As I reflected on this story, I was struck by Jesus’ words at the end of the passage. Responding to the Pharisees who ask, “Surely we are not also blind, are we?” Jesus replies, “If you were blind, you would have no sin; but now you are saying, ‘We see,’ so your sin remains.”

When we believe we have all the answers or know all that we need to know, we can, like the Pharisees, lose the ability to see how God is at work in our lives and in the world around us. The blind man, however, didn’t have these pretensions—he was open to what Jesus was asking of him.

After reading how he allowed Jesus to put mud on his eyes and washed in the pool of Siloam (a reference to Baptism), we realize that it wasn’t just his eyes that have been opened; his heart has been opened as well. This is why he is able to declare, “I do believe, Lord.”

The rose colors of this Sunday remind us that we are now more than halfway through the Season of Lent. As we enter into this Fourth Week of Lent, take time this week to reflect on how your Lenten penances and good works are helping us have a right perspective and to prepare to renew our baptismal promises at Easter.

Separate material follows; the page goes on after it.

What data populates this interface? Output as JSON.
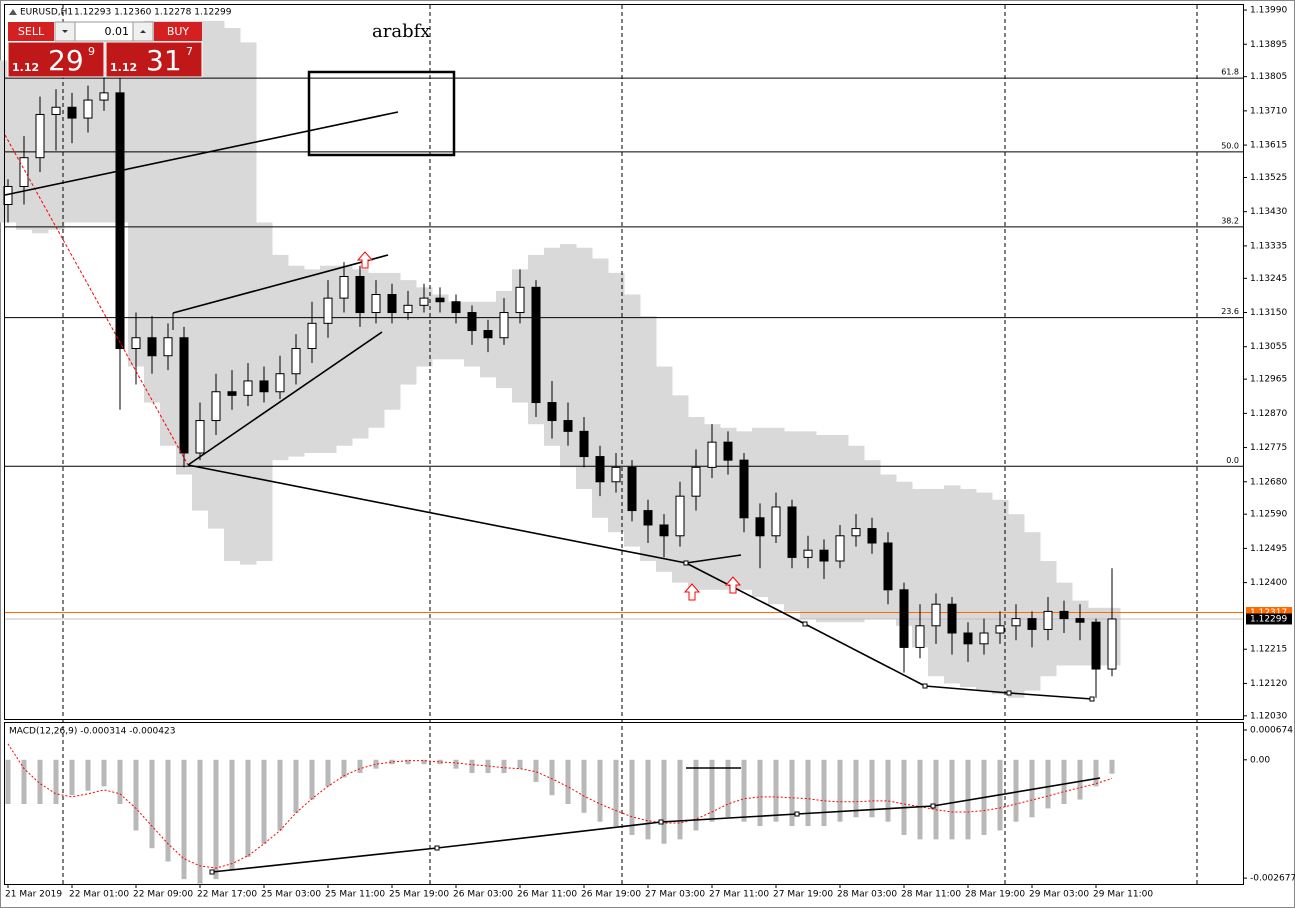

  • How are you allowing God’s grace to be at work in you to open your mind and heart?
  • When have you opted for spiritual blindness by choosing your own knowledge, skills, and personal resources instead of trusting in God’s grace?
  • How does faith and witness of the man born blind—who courageously testified to what Jesus had done for him—encourage you to share your own faith with others?  

Words of Wisdom:

“See how [the blind man] becomes the herald of grace. See how he preaches the gospel. See how, once he is endowed with sight, he becomes a witness. That blind man testified, and the ungodly were troubled in their hearts because they did not have in their own hearts what they saw in him.”